AI companies pay publishers millions for journalism, but freelancers and smaller newsrooms are left behind. Learn why reporters struggle despite the cash influx.
You've probably seen the headlines: AI companies like OpenAI and Google are cutting massive checks to major publishers. We're talking millions of dollars for the rights to train their models on journalism. On the surface, it sounds like a golden age for news. But dig a little deeper, and you'll find a different story unfolding. Freelancers and smaller newsrooms are watching this cash flow from the sidelines, wondering if they'll ever see a dime.
### The big money disconnect
It's easy to get swept up in the numbers. A single deal between an AI firm and a legacy publisher can run into the tens of millions. That's life-changing money for any newsroom. But here's the thing: most of that cash stays at the top. It goes to a handful of giant media corporations that have the legal teams and leverage to negotiate. The reporters actually doing the legwork? They're often left out of the equation.
Think about it this way. Imagine a tech company pays a publisher $10 million for access to its archive. That publisher might have hundreds of staff writers and thousands of freelancers on its roster. How much of that $10 million trickles down to the person who wrote that viral feature last year? In many cases, the answer is zero. The money gets folded into operating budgets, executive bonuses, or new tech investments.

### Freelancers feel the squeeze
If you're a freelance journalist, this trend is particularly unsettling. You're already used to getting paid per word or per project, often with rates that haven't budged in a decade. Now, your work is being used to train AI models that could eventually replace the very assignments you rely on. It's a brutal irony.
- **No direct compensation:** Freelancers typically sign contracts that give publishers broad rights to their work. Those contracts rarely include clauses for AI training or data licensing.
- **Devalued work:** As AI tools get better at generating basic news summaries, editors may feel less need to pay a human for the same task. This puts downward pressure on freelance rates.
- **Lack of transparency:** Even when publishers do get paid, they don't always share how that revenue is allocated. Freelancers are left guessing if their articles were part of the deal.

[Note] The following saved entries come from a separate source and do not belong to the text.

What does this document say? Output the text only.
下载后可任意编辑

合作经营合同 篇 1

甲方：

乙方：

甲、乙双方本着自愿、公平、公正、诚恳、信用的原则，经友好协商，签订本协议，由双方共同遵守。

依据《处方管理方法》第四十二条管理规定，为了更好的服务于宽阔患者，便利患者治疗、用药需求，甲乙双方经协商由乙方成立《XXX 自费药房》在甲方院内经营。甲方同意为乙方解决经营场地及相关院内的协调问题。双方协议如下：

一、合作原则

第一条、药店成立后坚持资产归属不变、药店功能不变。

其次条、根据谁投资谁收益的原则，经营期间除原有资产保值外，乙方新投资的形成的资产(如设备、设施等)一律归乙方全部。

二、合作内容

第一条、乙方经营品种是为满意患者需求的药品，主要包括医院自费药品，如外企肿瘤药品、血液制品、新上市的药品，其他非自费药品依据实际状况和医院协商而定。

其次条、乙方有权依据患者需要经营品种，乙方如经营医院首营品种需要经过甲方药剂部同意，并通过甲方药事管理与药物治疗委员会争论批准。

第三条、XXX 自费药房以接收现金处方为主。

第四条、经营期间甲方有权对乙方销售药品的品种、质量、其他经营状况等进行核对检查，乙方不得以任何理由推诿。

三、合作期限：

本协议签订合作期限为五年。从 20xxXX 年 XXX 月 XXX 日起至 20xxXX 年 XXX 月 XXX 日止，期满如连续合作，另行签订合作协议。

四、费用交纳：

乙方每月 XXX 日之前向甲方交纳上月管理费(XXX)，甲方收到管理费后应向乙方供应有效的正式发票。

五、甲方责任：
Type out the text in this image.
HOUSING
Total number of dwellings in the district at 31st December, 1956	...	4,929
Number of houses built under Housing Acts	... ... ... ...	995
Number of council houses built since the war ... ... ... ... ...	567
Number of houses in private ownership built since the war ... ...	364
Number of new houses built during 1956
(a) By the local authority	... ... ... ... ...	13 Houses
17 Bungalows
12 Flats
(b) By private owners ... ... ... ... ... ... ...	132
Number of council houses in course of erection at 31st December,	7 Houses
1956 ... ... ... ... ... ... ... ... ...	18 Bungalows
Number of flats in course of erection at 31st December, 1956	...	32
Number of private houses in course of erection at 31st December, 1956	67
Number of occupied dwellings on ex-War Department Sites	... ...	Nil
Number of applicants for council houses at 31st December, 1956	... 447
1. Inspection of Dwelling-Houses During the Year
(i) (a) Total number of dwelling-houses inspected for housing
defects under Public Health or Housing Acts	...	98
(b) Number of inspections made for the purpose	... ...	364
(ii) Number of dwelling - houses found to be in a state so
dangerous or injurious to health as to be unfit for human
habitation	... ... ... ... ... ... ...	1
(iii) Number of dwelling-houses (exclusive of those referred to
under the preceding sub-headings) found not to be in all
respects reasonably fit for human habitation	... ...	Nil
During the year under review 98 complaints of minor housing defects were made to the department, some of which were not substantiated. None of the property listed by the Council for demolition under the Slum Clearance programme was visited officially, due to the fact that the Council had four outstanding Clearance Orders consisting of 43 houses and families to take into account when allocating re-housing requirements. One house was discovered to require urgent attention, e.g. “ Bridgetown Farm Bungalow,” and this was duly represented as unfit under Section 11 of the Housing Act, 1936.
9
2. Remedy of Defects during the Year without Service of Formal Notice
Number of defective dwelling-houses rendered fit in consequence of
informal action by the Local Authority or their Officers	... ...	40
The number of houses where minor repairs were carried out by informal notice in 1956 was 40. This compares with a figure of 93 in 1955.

### What smaller newsrooms face
Smaller newsrooms are in a similar boat. They don't have the brand power or the subscriber base to command seven-figure licensing deals. So while the New York Times and Axel Springer are cashing in, local papers and niche outlets are left to fend for themselves. They're producing the kind of hyperlocal journalism that AI can't easily replicate, but they're not seeing a cent from the AI boom.
This creates a real problem for democracy. If local journalism can't find a sustainable business model, we'll lose coverage of school boards, city council meetings, and community events. AI might be able to summarize a press release, but it can't sit in a cramped room and ask a mayor tough questions.
> "The AI industry is essentially building its future on the unpaid labor of thousands of journalists." โ This isn't an exaggeration. It's a growing sentiment among media critics.
### What needs to change
So what's the fix? It starts with contracts. Freelancers need to push for specific language that addresses AI training and data licensing. Publishers need to be more transparent about how they distribute revenue from these deals. And regulators should consider whether current copyright laws adequately protect individual creators, not just big corporations.
There's also room for collective action. Freelancers could form bargaining groups or unions to negotiate better terms. Smaller newsrooms might band together to create a joint licensing pool, giving them more leverage with AI companies. It won't be easy, but the alternative is a media landscape where the rich get richer and everyone else scrapes by.
### The bottom line
AI companies are paying millions for journalism, but that money isn't reaching the people who actually write the stories. Until the industry finds a way to distribute those funds more fairly, we'll keep seeing the same disconnect: big checks for publishers, empty pockets for reporters. And that's a problem we all should care about.
If you're a journalist or a newsroom owner, now is the time to get proactive. Read the fine print on your contracts. Ask tough questions about revenue sharing. And don't assume the AI boom will automatically lift your boat. It won't, unless you build the sails yourself.